Sommier (provador, degustador) de cerveja numa empresa por mais de 15 anos, processa a Ambev por ter desenvolvido o alcoolismo em razão do trabalho que exercia no trabalho, quando era obrigado a beber cerca de 4 litros da bebida, por dia.
A Justiça, porém, não deu ganho de causa ao homem.
De acordo com os autos, ele teria sido admitido em 1976, aos 26 anos e alega não ter sido advertido sobre os riscos da atividade que exerceria na empresa. O degustador também afirmou que em vésperas de feriados e finais de semana a quantidade de bebida ingerida aumentava.
Ele foi dispensado em 1991 e hoje encontra-se aposentado por invalidez.
Em sua ação, ele alega que a empresa não tomou providências para evitar o vício e pediu indenização por danos morais e materiais por doença ocupacional.

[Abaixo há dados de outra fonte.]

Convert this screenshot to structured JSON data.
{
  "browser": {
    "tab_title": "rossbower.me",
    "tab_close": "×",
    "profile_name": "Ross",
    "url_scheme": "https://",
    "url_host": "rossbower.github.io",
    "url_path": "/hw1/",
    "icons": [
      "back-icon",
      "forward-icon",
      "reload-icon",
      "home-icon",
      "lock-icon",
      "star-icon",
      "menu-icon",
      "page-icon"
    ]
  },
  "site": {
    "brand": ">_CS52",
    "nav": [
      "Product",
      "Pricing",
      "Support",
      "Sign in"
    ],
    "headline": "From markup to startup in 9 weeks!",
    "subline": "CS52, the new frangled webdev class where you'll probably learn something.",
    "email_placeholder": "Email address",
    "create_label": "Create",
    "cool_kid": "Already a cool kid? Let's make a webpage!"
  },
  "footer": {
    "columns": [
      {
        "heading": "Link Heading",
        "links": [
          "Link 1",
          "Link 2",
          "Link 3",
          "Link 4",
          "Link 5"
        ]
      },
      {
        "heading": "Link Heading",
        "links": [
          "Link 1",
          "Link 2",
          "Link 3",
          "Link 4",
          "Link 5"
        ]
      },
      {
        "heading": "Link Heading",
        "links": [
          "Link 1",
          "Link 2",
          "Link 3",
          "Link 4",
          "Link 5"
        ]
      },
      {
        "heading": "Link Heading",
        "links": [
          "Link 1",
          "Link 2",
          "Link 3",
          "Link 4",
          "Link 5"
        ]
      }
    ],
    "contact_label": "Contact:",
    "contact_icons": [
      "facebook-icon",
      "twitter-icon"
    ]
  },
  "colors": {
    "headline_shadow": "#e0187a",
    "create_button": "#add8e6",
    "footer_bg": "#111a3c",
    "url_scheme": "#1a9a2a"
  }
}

O Tribunal Superior do Trabalho (TST) negou recurso ao impetrante da fábrica de cervejas da Ambev, em decisão tomada pela Segunda Turma da Corte, que entendeu pela manutenção de decisões proferidas anteriormente em instâncias inferiores por causa da impossibilidade da revisão de provas e fatos do caso, determinada pela Súmula 126 do TST.
Em meados de 1999, o ex-funcionário anexou declaração atestando tratamento de saúde para recuperação da dependência alcoólica, juntamente com um parecer médico psiquiatra.
A Ambev, por seu lado, alegou que, na degustação, a pessoa coloca um pequeno gole da bebida na boca e gira no seu interior para a sensação do sabor, o que não expõe o provador a risco, tendo em vista a pequena quantidade de cerveja ingerida.
De acordo com a cervejaria, seria impossível que alguém conseguisse trabalhar depois de ingerir maior quantidade da bebida diária alegada pelo ex- mestre cervejeiro.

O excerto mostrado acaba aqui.